Memory and social embeddedness also play an essential role in the works of Mohamed El baz and James Webb. They share their notorious interest in using subtle and interactive sound devices that call into question the disse-mination and the reception of reality and all its possible interpretations by the listener. Both also make use of text as a poetic vehicle that allows a shift from narration to meaning and reciprocity. Finally, light and its sensory effects advocate for an overview of a planet that too often escapes our attention. And if we ﬁnd social and political engagement in these works, it is only ever thanks to a subtle intelligence and sensitivity in the observer, and never because it is obviously served up at ﬁrst glance.
All three are attuned to the world and its dysfunctions, but always through a humanistic commitment rather than a Manichean or dogmatic one, and always in the pursuit, above all, of artistic integrity.

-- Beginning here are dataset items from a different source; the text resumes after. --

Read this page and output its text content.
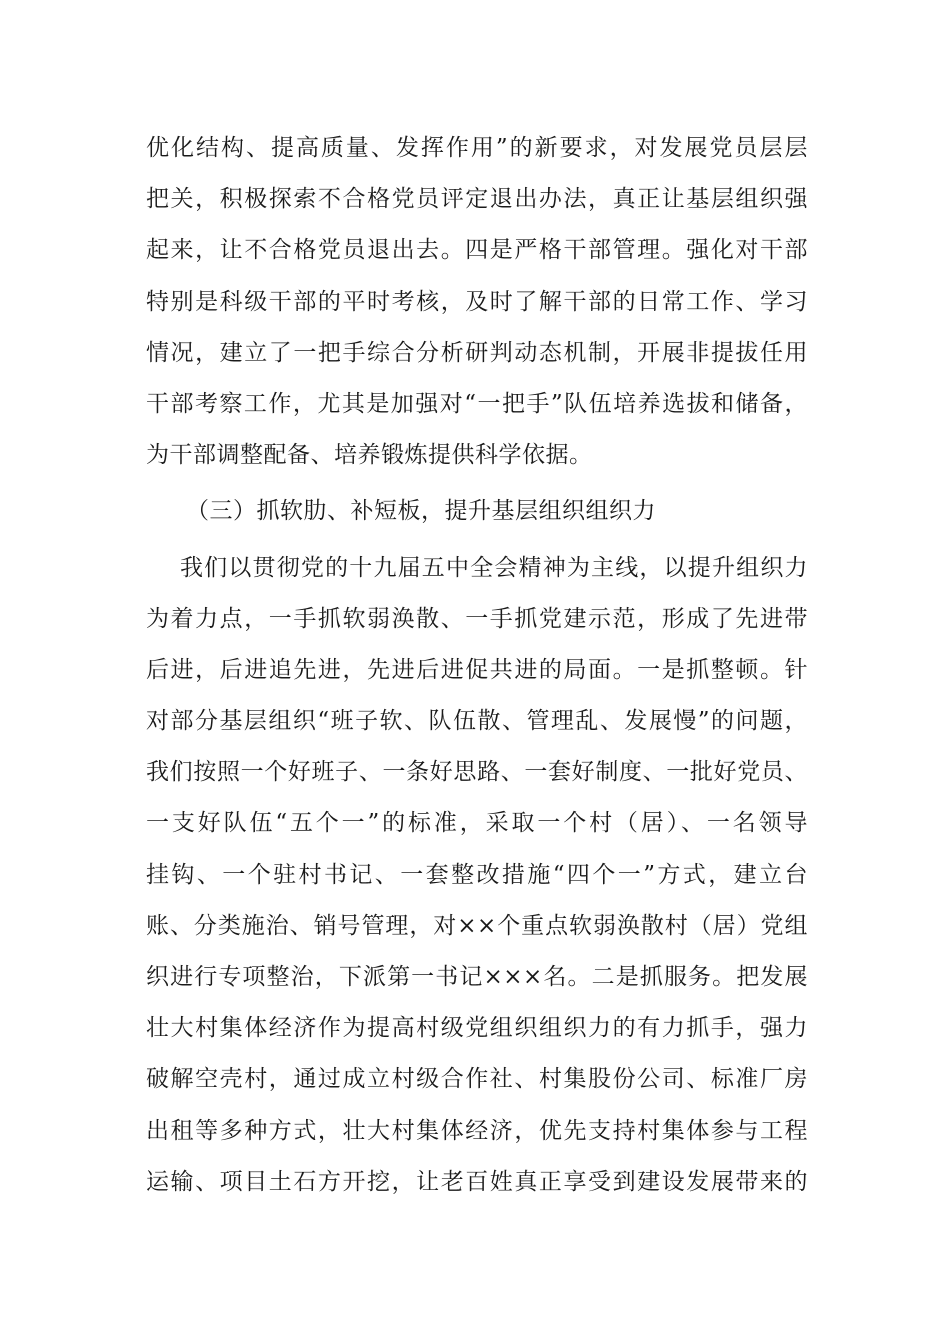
优化结构、提高质量、发挥作用”的新要求，对发展党员层层
把关，积极探索不合格党员评定退出办法，真正让基层组织强
起来，让不合格党员退出去。四是严格干部管理。强化对干部
特别是科级干部的平时考核，及时了解干部的日常工作、学习
情况，建立了一把手综合分析研判动态机制，开展非提拔任用
干部考察工作，尤其是加强对“一把手”队伍培养选拔和储备，
为干部调整配备、培养锻炼提供科学依据。
（三）抓软肋、补短板，提升基层组织组织力
我们以贯彻党的十九届五中全会精神为主线，以提升组织力
为着力点，一手抓软弱涣散、一手抓党建示范，形成了先进带
后进，后进追先进，先进后进促共进的局面。一是抓整顿。针
对部分基层组织“班子软、队伍散、管理乱、发展慢”的问题，
我们按照一个好班子、一条好思路、一套好制度、一批好党员、
一支好队伍“五个一”的标准，采取一个村（居）、一名领导
挂钩、一个驻村书记、一套整改措施“四个一”方式，建立台
账、分类施治、销号管理，对××个重点软弱涣散村（居）党组
织进行专项整治，下派第一书记×××名。二是抓服务。把发展
壮大村集体经济作为提高村级党组织组织力的有力抓手，强力
破解空壳村，通过成立村级合作社、村集股份公司、标准厂房
出租等多种方式，壮大村集体经济，优先支持村集体参与工程
运输、项目土石方开挖，让老百姓真正享受到建设发展带来的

Both Webb and El baz have left, in Amman, within the framework of exhibitions produced by and for Darat al Funun and under the auspices of Abdellah Karroum, huge, calligraphic traces of their presence on the walls of the city. A neon lyric, in Webb’s case – THERE IS A LIGHT THAT NEVER GOES OUT, borrowed from The Smiths – that resonates well with El baz’s black plexiglass declara-tion: IMAGINE / THE RIVERS BURNING IN THE DIS-TANCE / WE HEAR THE SILENCE AND / SUDDENLY THE MUSIC COMES / TOWARDS US TO KILL US / AND THE DANCE CONTINUES EVEN / MORE BEAUTIFUL BENEATH THE WHITE SUN… Both very direct addresses, in line with the geo-political situation of the city, legible by all and well-disposed to all manner of subjective interpre-tation; neither of these interventions constitutes a form of cultural activism but rather manifestations of a sharp, conscientious take on the imperfections of the world. All the while underlining an essential question: how does one bring life to a work that is literally written into a speciﬁc context, one that lends it its entire energy and reason for being? How to continue and carry this work elsewhere, to a gallery, for example? And the various answers display the essence of the works themselves: for El Baz, it is in how they resist naming “survivors”, for Webb, it is in how they lend themselves to a variety of interpretations, for Baloji, it is in how they resurrect the traces of recent history. From a critical perspective and from the multiple viewpoints it gives rise to, this exploration, tirelessly re-imagined in art, truly has No Limit. And, after disassembling, documenting and reconstructing, the three artists ﬁnally come face to face with the ultimate implication of their efforts: what does it mean to produce a work grounded in reality?